How to improve my credit score
Here are concrete strategies to improve your credit score, especially if you live in Quebec and are aiming for a future mortgage.
1. Pay all your bills on time (priority #1)
The largest part of your credit score comes from your payment history.
- Set all your payments on automatic withdrawal or reminders (utilities, hydro, cards, cell, auto loan, etc.).
- Even a late payment of more than 30 days on a card or loan can hurt a lot.
- If you are already late, bring the accounts up to date as soon as possible: the older a “in default” information is, the less it weighs on your score.
2. Reduce the balance on your credit cards
Banks look at the used/revolved credit ratio (credit utilization).
- Aim to use less than 30% of your limit per card.
- Example: limit $3,000, ideally stay under ~ $900.

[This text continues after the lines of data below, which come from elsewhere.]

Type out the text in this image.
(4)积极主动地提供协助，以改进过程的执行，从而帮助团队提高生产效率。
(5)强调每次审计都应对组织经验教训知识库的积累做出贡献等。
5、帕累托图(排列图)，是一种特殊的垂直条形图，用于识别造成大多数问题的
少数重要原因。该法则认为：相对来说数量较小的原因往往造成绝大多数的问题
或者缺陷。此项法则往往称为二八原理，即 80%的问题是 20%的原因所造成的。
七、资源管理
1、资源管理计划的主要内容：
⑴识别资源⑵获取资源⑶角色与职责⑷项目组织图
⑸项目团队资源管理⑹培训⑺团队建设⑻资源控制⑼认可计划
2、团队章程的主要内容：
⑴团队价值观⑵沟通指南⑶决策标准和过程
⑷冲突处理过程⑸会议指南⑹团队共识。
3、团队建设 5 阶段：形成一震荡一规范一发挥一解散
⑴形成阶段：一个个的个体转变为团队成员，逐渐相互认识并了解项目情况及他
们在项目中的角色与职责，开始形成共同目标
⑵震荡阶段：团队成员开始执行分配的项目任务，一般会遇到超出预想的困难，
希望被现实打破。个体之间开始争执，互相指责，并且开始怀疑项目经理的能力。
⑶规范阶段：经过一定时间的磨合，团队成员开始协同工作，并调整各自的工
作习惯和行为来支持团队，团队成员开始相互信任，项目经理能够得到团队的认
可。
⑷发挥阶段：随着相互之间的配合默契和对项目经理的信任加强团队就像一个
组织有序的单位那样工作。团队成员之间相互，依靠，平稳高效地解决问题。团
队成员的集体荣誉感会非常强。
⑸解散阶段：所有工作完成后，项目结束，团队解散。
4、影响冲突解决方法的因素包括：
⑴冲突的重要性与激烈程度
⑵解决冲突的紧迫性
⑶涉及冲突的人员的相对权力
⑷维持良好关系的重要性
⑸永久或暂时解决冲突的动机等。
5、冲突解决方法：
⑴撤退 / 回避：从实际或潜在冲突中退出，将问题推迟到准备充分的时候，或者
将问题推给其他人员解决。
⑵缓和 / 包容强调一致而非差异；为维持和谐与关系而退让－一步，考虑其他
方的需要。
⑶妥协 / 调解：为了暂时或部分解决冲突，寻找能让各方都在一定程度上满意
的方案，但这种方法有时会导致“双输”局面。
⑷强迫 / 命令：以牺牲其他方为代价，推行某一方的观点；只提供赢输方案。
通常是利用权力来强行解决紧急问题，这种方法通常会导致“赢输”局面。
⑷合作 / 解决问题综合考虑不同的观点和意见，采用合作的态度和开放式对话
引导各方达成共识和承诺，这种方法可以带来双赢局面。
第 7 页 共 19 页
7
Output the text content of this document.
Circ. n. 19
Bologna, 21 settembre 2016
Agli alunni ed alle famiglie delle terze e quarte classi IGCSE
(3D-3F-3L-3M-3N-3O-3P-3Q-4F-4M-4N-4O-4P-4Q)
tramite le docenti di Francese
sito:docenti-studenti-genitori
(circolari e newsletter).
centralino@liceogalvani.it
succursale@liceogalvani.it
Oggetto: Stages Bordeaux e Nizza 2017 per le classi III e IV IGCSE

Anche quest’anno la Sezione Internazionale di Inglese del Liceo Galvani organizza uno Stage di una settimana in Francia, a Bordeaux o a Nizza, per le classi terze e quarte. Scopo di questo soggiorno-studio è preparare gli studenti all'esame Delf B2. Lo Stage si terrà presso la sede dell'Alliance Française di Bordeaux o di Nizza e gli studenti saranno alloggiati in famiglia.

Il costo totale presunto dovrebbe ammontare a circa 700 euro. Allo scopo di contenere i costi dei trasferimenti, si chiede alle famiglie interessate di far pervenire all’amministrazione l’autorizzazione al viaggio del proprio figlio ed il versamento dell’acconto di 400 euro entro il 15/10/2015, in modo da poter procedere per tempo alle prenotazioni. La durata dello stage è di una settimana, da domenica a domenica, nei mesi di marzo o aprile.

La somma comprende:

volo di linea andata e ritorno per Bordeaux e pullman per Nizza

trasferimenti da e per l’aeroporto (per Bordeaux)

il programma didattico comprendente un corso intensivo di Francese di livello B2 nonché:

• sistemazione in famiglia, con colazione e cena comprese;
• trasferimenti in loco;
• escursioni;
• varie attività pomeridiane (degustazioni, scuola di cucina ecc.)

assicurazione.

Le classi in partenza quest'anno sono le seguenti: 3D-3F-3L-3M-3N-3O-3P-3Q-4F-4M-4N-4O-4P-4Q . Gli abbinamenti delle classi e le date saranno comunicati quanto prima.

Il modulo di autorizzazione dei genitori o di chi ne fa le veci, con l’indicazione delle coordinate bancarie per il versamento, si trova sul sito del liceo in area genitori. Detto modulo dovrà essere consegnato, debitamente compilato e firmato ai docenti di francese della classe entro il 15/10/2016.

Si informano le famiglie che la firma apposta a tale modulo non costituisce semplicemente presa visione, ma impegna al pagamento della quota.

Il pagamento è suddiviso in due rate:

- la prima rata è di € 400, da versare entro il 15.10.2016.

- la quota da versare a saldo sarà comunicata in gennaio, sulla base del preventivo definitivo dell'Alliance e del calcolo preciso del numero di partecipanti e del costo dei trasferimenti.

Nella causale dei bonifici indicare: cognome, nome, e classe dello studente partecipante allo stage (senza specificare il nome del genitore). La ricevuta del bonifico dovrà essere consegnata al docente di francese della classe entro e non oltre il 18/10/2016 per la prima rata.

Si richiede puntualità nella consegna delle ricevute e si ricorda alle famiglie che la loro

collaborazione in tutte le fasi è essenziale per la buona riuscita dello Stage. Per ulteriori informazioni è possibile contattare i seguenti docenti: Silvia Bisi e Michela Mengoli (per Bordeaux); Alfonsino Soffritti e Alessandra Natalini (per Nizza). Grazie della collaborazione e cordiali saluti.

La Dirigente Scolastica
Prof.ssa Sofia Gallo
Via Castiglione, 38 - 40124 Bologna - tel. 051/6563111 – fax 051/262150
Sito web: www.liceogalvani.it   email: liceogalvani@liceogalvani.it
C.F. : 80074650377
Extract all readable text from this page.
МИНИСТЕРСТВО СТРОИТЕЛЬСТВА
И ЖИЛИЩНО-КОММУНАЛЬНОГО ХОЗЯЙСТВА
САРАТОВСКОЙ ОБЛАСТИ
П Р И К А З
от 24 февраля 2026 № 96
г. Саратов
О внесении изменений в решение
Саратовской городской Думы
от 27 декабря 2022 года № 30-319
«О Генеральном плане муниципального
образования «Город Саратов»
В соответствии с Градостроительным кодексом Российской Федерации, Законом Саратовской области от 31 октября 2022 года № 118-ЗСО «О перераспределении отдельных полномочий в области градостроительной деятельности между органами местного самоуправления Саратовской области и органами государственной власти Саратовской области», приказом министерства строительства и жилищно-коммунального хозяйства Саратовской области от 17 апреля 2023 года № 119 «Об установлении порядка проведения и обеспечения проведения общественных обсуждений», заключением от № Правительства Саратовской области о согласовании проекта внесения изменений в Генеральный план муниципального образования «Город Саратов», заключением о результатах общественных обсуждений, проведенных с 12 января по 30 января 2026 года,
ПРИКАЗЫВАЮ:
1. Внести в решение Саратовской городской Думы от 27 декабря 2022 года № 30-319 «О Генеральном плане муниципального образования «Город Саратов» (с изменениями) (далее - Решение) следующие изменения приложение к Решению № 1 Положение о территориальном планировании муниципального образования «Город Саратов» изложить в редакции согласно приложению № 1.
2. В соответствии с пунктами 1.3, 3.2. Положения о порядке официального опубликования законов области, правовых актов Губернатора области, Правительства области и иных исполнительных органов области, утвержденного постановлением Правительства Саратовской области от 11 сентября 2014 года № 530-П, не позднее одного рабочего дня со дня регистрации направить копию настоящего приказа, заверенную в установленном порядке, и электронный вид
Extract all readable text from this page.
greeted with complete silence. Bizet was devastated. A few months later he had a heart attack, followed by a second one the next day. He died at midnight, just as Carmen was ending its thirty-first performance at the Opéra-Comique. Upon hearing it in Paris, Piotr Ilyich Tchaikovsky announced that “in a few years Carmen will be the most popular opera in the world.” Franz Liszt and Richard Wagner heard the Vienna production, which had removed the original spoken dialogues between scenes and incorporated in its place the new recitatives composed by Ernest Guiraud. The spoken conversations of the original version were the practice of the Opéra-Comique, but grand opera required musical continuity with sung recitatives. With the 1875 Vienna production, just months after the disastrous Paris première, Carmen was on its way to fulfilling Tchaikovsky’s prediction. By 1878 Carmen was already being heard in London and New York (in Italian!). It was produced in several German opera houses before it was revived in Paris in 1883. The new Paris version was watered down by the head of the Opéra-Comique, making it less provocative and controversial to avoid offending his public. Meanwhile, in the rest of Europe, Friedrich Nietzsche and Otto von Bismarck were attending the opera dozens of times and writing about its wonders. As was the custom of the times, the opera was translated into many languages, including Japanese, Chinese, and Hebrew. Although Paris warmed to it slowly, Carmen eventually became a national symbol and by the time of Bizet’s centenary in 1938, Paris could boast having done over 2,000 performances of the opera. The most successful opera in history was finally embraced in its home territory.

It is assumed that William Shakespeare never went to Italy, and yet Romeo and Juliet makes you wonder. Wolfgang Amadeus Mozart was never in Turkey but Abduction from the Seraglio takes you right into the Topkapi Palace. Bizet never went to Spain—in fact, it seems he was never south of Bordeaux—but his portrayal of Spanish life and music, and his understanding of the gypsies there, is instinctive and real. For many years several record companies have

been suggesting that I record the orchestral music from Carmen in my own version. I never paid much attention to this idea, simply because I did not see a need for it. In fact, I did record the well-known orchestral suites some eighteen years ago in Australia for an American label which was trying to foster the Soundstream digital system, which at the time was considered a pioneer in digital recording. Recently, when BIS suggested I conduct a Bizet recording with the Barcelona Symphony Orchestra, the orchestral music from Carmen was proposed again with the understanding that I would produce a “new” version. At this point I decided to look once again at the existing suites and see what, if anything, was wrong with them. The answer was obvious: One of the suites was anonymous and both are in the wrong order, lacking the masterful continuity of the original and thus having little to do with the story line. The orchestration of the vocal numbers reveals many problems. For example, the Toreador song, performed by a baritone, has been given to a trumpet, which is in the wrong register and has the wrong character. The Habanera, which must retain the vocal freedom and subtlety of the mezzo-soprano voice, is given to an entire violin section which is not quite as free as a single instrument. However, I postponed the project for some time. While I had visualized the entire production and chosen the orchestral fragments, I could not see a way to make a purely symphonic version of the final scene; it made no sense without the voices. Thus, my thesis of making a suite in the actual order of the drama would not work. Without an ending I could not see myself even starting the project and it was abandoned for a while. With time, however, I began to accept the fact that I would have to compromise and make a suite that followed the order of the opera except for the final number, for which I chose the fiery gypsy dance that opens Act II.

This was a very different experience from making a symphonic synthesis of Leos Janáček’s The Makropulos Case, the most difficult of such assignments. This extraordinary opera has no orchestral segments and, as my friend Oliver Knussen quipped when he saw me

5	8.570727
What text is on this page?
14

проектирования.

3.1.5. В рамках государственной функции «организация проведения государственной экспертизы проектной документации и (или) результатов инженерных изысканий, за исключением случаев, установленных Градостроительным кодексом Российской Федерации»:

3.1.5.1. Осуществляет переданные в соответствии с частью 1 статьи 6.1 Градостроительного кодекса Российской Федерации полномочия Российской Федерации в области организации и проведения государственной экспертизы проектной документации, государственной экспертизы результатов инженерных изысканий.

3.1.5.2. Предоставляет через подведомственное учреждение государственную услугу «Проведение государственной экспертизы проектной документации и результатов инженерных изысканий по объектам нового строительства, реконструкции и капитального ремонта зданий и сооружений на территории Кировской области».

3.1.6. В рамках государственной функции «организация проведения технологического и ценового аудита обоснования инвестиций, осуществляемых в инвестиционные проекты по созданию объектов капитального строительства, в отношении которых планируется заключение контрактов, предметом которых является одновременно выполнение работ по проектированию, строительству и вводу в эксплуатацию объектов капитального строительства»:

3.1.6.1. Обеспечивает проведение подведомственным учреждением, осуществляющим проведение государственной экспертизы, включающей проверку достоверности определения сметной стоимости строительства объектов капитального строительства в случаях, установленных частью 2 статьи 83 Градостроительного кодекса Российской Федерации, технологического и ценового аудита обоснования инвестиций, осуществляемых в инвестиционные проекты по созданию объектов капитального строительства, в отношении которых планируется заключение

- If everything is often maxed out, your credit score drops, even if you always pay the minimum.
Tips:
- Make more than one payment per month (e.g., after payday).
- If possible, request a higher credit limit (without increasing your spending) to improve the ratio.
3. Maintain age on your accounts
History also affects your credit score.
- Avoid closing your oldest credit card, especially if it is well managed.
- If you want to simplify, start by closing the recent and costly cards (high annual fees).
4. Limit new credit inquiries
Each new application triggers a “hard inquiry” that can lower your credit score in the short term.
- Avoid making several applications for cards, loans, or lines of credit in a short period.
- Before a mortgage loan application, try to have 6–12 months without unnecessary new debt.
5. Diversify, but without overdoing it
Having only one credit card isn’t bad, but a reasonably diversified profile can help (e.g., card + a small auto loan or personal loan well managed).
- There’s no need to open many accounts just to “diversify.” Better to have a few well-managed accounts.
6. Monitor your credit file
In Canada, the main bureaus are Equifax and TransUnion.
- Check your file at least once a year.
- Correct errors (duplicates, payments showing as late when they’re current, accounts that aren’t yours).
- This can improve your credit score without even changing your payment habits.
7. If you’re in trouble, act before disaster
If you know you’ll have trouble paying:
- Call your creditors before missing a payment to negotiate an arrangement (reduced payments, deferment, etc.).
- A well-kept arrangement is less damaging than a series of delinquencies and collections.
8. Connection with obtaining a mortgage
For an insured mortgage (with CMHC, especially with a down payment < 20%) :
- Typically at least one borrower must have a credit score around 600 minimum.
- For the best rates, lenders like to see 650–680 and above.
- A good credit score gives you:
- access to more lenders;
- better rates;
- more flexibility on amortization and terms.
If your credit score is lower, you can sometimes still obtain a mortgage through an alternative or private lender, but :
- higher interest rates;
- often higher down payment;
- more restrictive terms.
That’s why it’s important to work on your credit score 6–24 months before jumping into a purchase.
9. Simple 6–12 month action plan
- Put all your payments on automatic withdrawal or reminders.
- Bring card usage to < 30 % of their limit (ideally even lower).
- Stop opening new cards/loans unless truly necessary.
- Keep your oldest card open and manage it well.
- Check your Equifax/TransUnion file and correct errors.
- If you’re aiming for a mortgage soon, keep your situation stable (job, debts, payments).
By applying these steps consistently, your credit score should gradually improve, which will increase your chances of getting a favorable mortgage in Quebec.